Itulah mengapa saya bermimpi memiliki berbagai jenis festival sastra . Ini harus menjadi sebuah acara di mana pembaca akan dengan senang hati mengakui bahwa sastra terbuat dari penulis in absentia , literatur yang terdiri dari bergerak bayangan dari orang mati . Ini akan menjadi pengalaman yang membebaskan . Oleh karena itu hanya karya sastra harus diundang untuk bergabung dengan festival tersebut , ( mereka bebas untuk datang baik dalam buku - bentuk atau penampilan digital ) , dan tidak ada penulis diundang untuk berbicara , terutama tentang pekerjaan sendiri . Bahkan, saya lebih suka melihat ada penulis berjalan-jalan . Jika beberapa dari mereka bersikeras untuk menghadiri , penyelenggara festival harus meminta mereka untuk memakai masker, sebaiknya masker Bali . Saya yakin para pembaca akan menikmati tontonan .
Tentu saja, saya berharap tidak ada yang akan membeli ide saya . Saya tidak serius berpikir bahwa keputusan akan dibuat untuk mengubah format festival ini - atau Biennale Sastra Salihara dalam hal ini . Jadi sebaiknya aku berhenti di sini .
Sementara itu, harus ada ucapan terima kasih ....
Saya ingin mengucapkan terima kasih kepada Ubud Writers and Readers Festival untuk memiliki saya hari ini - juga untuk membuat pengunjung asing menyadari bahwa ada sesuatu yang disebut sastra modern Indonesia .
Saya harus menekankan hal ini karena sisa dunia , termasuk Australia , tahu apa-apa tentang keberadaannya - terlepas dari kenyataan bahwa sastra Indonesia yang ditulis dalam bahasa yang digunakan oleh lebih dari 200 juta orang .

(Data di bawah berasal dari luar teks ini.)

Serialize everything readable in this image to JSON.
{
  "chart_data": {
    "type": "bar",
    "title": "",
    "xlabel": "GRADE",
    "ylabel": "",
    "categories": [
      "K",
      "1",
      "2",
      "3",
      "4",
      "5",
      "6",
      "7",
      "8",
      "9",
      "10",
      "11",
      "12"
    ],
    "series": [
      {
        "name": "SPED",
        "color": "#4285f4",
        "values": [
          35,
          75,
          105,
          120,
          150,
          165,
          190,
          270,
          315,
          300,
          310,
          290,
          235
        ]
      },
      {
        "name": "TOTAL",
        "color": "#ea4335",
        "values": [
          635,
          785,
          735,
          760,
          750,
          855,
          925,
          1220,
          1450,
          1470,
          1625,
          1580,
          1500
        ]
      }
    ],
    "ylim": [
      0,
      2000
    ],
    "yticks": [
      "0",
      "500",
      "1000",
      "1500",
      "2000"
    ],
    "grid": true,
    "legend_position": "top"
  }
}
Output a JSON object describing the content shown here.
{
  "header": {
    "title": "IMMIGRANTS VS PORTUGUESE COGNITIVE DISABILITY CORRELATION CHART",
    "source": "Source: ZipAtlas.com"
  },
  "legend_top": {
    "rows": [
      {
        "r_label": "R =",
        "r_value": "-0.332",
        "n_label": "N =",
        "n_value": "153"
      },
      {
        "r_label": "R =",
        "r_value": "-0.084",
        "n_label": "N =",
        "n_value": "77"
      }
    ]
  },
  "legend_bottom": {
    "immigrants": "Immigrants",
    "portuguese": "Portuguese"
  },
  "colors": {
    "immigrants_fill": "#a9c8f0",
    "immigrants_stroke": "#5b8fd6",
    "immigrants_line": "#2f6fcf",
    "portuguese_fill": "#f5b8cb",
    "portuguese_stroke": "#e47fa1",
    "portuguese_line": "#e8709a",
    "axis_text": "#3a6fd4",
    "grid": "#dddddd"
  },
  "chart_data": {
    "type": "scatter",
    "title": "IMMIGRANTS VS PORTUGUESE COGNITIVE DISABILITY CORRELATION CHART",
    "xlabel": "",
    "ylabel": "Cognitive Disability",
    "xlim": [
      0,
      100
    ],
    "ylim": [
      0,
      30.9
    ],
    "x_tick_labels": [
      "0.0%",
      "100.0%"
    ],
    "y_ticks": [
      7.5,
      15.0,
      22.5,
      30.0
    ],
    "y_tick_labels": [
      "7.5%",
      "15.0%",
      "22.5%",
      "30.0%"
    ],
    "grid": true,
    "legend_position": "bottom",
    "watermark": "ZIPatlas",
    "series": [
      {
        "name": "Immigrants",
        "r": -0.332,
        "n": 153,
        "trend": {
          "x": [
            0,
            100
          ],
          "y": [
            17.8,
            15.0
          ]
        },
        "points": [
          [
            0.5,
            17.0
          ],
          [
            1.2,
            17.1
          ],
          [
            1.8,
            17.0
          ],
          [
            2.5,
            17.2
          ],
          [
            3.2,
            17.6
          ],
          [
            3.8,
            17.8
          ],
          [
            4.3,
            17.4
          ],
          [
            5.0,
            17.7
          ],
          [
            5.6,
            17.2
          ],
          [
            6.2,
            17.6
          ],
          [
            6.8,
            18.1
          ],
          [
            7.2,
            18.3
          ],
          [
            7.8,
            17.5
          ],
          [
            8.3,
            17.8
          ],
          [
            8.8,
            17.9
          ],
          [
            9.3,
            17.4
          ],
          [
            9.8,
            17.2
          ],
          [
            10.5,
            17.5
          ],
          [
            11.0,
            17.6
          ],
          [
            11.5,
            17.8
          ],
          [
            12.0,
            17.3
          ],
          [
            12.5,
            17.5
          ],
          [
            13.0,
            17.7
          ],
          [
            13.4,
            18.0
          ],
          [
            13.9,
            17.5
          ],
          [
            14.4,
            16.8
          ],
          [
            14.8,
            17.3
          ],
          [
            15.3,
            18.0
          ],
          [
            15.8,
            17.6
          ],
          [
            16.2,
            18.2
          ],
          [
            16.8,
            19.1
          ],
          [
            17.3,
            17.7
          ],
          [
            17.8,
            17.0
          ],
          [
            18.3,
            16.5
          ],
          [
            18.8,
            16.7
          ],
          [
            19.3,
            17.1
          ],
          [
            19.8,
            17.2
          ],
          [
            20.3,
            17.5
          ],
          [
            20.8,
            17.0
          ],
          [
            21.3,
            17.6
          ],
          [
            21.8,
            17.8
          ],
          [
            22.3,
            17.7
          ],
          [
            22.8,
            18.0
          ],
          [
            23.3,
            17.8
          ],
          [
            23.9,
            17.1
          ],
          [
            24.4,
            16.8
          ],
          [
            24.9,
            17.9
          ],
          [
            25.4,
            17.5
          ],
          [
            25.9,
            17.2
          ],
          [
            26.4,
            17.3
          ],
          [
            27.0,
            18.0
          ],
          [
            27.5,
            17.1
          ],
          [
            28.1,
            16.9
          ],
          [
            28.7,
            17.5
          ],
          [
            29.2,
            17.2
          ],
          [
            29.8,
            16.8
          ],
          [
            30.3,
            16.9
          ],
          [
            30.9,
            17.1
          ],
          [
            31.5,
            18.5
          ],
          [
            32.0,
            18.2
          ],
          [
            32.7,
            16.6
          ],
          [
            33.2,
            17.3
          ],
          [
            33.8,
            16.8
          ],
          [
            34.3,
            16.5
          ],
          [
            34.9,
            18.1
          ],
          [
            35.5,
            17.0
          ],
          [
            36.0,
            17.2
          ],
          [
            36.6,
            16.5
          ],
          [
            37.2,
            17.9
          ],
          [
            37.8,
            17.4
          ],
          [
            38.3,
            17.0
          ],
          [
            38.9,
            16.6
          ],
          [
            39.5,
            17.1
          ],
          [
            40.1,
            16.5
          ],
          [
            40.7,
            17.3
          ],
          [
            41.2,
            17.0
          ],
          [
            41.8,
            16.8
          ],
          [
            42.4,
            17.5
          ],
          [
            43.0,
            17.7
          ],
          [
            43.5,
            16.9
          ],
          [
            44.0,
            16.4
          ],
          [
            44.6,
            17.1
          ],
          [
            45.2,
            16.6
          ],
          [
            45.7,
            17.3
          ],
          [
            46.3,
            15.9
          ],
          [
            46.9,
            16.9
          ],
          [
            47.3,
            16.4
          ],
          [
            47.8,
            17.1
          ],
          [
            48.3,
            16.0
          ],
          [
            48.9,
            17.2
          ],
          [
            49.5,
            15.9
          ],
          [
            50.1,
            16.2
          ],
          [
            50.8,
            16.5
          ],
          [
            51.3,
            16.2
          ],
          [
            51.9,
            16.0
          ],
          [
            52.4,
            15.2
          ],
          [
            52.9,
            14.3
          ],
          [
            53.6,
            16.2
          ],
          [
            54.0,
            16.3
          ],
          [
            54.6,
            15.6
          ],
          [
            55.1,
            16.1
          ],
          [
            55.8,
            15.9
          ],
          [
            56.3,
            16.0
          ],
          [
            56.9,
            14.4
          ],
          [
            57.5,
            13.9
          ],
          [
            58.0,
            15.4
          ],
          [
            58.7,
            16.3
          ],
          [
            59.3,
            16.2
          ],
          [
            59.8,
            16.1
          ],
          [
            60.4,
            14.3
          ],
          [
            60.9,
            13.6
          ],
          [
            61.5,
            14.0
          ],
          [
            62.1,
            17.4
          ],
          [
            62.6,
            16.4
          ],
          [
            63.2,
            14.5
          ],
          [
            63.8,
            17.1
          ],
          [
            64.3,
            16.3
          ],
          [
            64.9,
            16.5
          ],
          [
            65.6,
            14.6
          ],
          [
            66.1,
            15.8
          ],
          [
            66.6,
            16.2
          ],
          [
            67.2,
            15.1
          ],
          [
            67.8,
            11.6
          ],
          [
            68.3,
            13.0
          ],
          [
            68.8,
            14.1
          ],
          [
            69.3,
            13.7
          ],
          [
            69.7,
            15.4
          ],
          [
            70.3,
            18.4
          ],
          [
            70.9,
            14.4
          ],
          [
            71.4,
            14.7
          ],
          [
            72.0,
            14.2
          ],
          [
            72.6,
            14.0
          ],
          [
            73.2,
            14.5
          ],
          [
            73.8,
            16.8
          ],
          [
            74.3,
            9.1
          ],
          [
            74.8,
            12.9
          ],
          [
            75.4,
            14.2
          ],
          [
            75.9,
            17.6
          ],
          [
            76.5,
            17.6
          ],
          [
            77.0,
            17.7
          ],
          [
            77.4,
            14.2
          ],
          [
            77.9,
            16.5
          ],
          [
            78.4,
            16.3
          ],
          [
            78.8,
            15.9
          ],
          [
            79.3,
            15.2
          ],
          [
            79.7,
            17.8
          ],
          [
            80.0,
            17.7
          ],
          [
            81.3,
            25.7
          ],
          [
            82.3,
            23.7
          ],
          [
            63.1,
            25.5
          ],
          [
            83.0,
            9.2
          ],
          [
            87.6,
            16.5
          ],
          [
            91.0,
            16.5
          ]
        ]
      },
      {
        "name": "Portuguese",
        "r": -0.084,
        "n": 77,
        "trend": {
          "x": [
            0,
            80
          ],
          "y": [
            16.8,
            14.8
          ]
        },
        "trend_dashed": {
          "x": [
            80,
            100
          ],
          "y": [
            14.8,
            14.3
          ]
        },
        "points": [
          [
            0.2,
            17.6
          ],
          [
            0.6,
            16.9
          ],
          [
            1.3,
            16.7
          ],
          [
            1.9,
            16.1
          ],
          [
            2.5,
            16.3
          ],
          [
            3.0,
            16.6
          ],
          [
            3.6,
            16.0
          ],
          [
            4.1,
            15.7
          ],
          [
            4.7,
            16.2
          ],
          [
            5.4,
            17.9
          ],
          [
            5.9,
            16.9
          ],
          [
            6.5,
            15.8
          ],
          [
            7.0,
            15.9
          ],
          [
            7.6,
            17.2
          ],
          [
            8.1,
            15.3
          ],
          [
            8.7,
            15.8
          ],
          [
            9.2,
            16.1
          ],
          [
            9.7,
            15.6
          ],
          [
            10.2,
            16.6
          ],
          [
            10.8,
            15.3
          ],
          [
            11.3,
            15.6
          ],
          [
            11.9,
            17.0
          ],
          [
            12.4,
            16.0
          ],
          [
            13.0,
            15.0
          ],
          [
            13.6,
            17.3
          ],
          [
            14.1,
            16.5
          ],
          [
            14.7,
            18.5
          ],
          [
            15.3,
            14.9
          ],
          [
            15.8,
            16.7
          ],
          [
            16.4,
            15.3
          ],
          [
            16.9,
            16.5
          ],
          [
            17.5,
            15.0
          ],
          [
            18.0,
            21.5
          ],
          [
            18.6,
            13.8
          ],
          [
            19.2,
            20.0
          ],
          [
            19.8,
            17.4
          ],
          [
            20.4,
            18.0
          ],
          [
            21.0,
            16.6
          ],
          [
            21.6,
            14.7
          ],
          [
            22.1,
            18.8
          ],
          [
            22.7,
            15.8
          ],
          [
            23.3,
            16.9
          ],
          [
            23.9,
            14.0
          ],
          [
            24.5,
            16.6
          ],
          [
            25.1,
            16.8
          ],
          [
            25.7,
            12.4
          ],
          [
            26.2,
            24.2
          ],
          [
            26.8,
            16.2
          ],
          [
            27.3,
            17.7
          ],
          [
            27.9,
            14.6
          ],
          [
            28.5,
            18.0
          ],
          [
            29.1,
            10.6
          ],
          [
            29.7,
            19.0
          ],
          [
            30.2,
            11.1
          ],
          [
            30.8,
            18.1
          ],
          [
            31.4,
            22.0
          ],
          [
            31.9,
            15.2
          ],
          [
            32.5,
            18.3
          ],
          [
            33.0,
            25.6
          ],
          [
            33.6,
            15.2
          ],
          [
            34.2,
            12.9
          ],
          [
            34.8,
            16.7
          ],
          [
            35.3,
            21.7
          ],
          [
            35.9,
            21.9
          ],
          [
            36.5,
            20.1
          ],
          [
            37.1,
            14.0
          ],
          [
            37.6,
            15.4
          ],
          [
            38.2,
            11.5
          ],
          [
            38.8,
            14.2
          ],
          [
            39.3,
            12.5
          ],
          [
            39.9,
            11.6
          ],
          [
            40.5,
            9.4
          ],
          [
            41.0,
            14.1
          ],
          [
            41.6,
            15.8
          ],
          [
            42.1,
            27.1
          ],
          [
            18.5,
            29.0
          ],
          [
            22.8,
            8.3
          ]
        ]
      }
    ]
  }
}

Yang pasti , saya tahu bahwa banyak dari Anda berada di sini untuk tidak memiliki kursus singkat tentang karya sastra kita , hari ini sampel tulisan Kanada akan lebih menarik . Namun, saya akan merekomendasikan Anda untuk datang ke pembacaan novel dan puisi Indonesia . Untuk informasi Anda , hari ini empat beredar penulis perempuan Indonesia di sini di Festival ini , mereka adalah Ayu Utami , Dewi Lestari ( ' Dee ' ) , Laksmi Pamuntjak dan Leila S. Chudori . Untuk memiliki mereka bersama-sama dalam hal ini pusat dunia adalah kesempatan yang unik . Jadi silakan datang untuk menikmati karya-karya mereka, saat merayakan festival ini
**
Pagi itu juga karena saking maruknya, aku berusaha lari-lari mengejar tiga sesi panel utama yang jadualnya sama. Ada Kartini’s Letter di Neka, Women In Ancient Text di Indus, dan tema Ibu di Left Bank.
Bisa kebayang kan jantungannya? Hehe.